How well do narratives help inform your perspective?
Disclaimer
AnalystLowTarget is a tool utilizing a Large Language Model (LLM) that ingests data on consensus price targets, forecasted revenue and earnings figures, as well as the transcripts of earnings calls to produce qualitative analysis. The narratives produced by AnalystLowTarget are general in nature and are based solely on analyst data and publicly-available material published by the respective companies. These scenarios are not indicative of the company's future performance and are exploratory in nature. Simply Wall St has no position in the company(s) mentioned.
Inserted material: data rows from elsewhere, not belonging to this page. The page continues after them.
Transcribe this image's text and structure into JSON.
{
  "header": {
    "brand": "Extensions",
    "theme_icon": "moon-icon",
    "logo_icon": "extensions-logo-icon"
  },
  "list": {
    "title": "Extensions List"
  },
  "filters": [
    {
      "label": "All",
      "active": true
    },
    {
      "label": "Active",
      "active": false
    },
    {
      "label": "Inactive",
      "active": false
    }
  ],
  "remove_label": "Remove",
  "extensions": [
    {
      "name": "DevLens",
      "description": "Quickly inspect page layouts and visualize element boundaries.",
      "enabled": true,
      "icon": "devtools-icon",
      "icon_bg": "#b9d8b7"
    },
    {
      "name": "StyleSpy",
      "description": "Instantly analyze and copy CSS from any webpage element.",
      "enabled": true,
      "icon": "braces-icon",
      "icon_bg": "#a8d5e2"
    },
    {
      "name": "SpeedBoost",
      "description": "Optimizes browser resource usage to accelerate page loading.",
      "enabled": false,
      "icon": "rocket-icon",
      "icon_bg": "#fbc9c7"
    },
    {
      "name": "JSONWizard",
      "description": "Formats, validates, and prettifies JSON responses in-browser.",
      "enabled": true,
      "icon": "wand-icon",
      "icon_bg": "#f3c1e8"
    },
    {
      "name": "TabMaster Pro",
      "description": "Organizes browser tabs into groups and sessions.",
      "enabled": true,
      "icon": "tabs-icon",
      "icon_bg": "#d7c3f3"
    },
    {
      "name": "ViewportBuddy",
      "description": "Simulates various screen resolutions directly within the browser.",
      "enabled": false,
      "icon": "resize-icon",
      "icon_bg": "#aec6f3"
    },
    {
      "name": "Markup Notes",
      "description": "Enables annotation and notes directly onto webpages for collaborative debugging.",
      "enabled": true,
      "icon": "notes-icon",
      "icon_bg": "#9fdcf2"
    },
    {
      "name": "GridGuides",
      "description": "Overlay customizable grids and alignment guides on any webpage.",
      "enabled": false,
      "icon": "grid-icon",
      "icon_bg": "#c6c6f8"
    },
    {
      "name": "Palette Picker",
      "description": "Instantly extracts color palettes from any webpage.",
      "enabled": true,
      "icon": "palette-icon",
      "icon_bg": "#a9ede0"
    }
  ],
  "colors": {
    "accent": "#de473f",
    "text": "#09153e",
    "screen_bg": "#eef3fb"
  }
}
Simply Wall St may provide the securities issuer or related entities with website advertising services for a fee, on an arm's length basis. These relationships have no impact on the way we conduct our business, the content we host, or how our content is served to users. The price targets and estimates used are consensus data, and do not constitute a recommendation to buy or sell any stock, and they do not take account of your objectives, or your financial situation. Note that AnalystLowTarget's analysis may not factor in the latest price-sensitive company announcements or qualitative material.